O quarto grupo mencionado por Orlando é formado pelos índios Parakanan (ou Parakanã), de língua filiada à família lingüística Tupi-guarani. Parte dos Parakanan foi “pacificada” há apenas seis anos, os demais continuam arredios resistindo às tentativas de atração da FUNAI. O grupo pacificado ocupa as proximidades do igarapé Lontra, da Bacia do Rio Tocantins, que a partir de Julho de 1971, foi convertida em Reserva Indígena. Ressalta o autor que o curto período de tempo decorrido desde que foram “pacificados” bem como o fato de estarem protegidos no interior de uma Reserva Indígena sob a administração da FUNAI, permite a este grupo conservar elementos da cultura tradicional, como as práticas xamânicas, a confecção de cerâmicas, adornos de penas e pintura corporal.

O quinto grupo contemplado pelo autor é o Asurini, que habita em uma reserva localizada à margem esquerda do Rio Tocantins à jusante da cidade de Tucurui. Tradicionalmente, caçadores e coletores de produtos vegetais e animais, os Asurini vêm gradualmente, adotando os costumes do branco, seja no uso de implementos agrícolas, seja no uso de “armas de fogo” em substituição ao arco e flecha.

Nesse sentido, o autor observa que os Akuáwa-Asuriní “Não usam mais arcos e flechas na caça.
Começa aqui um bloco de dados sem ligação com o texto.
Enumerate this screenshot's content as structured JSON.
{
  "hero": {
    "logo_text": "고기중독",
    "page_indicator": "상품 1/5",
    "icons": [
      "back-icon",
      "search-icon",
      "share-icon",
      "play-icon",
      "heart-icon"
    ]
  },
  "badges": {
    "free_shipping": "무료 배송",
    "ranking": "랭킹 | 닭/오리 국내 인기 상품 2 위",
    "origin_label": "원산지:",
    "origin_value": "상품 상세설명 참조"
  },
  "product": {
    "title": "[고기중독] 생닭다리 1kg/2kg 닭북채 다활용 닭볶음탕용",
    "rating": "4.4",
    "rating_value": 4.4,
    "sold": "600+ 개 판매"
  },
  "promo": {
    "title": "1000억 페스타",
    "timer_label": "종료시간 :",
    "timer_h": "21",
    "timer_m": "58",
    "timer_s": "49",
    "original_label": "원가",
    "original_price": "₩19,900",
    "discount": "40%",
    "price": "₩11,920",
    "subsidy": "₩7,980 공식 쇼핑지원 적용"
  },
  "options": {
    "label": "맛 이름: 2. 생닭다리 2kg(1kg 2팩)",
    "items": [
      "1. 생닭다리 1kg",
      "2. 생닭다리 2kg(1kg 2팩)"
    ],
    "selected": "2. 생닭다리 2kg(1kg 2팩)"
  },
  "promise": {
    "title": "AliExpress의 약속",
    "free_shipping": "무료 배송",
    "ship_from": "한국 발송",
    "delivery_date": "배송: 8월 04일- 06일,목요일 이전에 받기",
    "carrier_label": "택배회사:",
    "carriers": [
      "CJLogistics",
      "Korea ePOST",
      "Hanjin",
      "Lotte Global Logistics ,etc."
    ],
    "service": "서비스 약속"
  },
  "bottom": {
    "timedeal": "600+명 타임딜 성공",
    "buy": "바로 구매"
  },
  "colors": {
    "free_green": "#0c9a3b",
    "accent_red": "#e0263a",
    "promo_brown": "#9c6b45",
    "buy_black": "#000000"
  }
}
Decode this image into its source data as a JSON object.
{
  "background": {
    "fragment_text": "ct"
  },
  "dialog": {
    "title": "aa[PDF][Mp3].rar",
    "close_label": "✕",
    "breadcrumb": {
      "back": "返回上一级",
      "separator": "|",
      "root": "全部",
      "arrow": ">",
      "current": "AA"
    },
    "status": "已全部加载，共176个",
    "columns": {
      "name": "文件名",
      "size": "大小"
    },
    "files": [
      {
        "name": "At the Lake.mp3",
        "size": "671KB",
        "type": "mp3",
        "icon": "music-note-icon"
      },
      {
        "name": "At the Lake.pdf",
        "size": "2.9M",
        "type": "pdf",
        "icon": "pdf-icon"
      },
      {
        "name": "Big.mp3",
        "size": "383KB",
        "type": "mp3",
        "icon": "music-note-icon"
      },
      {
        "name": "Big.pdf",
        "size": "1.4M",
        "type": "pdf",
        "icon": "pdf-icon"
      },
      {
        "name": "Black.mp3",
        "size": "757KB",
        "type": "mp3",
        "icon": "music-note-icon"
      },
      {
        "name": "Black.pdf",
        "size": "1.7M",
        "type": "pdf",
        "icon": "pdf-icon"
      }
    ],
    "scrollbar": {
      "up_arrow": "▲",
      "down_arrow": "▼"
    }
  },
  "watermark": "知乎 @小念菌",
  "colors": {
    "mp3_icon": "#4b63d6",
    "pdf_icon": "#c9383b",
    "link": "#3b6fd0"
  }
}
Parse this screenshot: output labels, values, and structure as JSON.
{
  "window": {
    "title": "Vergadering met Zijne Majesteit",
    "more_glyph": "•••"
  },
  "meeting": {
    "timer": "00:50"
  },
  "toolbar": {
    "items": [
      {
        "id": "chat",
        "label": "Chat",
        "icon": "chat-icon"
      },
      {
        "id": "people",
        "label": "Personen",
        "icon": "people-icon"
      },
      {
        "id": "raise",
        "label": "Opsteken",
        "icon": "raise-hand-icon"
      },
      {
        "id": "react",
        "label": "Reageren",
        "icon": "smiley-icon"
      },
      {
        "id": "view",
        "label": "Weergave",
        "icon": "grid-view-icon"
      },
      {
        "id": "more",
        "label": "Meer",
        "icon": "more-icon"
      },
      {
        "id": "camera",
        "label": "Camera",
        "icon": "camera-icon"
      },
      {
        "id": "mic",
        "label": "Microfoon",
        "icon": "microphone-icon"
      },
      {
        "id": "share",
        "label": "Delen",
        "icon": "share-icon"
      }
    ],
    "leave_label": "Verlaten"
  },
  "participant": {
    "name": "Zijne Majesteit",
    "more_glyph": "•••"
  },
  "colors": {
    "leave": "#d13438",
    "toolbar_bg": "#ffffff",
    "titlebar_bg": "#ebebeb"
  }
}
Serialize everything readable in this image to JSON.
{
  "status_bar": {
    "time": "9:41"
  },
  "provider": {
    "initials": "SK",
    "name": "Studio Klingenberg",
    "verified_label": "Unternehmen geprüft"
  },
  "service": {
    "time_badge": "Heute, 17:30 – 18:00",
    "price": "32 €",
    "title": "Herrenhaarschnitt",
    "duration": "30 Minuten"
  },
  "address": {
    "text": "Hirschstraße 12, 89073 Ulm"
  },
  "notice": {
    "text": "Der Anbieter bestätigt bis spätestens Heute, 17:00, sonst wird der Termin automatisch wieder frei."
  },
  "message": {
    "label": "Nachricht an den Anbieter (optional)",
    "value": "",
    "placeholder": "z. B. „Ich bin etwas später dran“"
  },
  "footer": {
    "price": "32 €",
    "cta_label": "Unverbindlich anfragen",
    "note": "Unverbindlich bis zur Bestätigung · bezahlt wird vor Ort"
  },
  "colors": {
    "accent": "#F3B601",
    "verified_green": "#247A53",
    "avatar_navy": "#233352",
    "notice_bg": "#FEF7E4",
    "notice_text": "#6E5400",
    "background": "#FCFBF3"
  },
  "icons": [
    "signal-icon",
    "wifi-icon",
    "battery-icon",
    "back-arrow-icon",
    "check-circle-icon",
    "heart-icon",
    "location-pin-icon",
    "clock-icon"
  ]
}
As técnicas indígenas tradicionais, que eram empregadas na caça no passado, foram substituídas pelo uso de armas de fogo, que alguns índios têm e que emprestam aos que não as têm”. Afirma ainda que “Os instrumentos de trabalho que empregam na agricultura são o facão e o machado, originários da sociedade inclusiva” (SILVA, 2008, p. 141).

À margem dos relatos e reflexões desenvolvidas pelo autor, cabe-nos refletir sobre as reais possibilidades de que, aos índios do Tocantins, seja assegurado o direito de continuarem sendo “índios”, conservando e manifestando livremente os traços distintivos de suas culturas, sem, no entanto deixar de serem também cidadãos brasileiros com direitos iguais a qualquer cidadão não-índio. Somente assim a expressão “sociedade inclusiva” se revestirá de seu verdadeiro sentido. O ser e o fazer antropológico têm no alcance desse objetivo uma grande parcela de responsabilidade.

SILVA, Orlando Sampaio, Índios do Tocantins – Notas do caderno de campo. (Coleção Memórias da Amazônia) Manaus: Valer, 2009.

* Cientista Social formado pela Universidade Federal do Amazonas - UFAM e pesquisador do Núcleo de Cultura Política do Amazonas – NCPAM.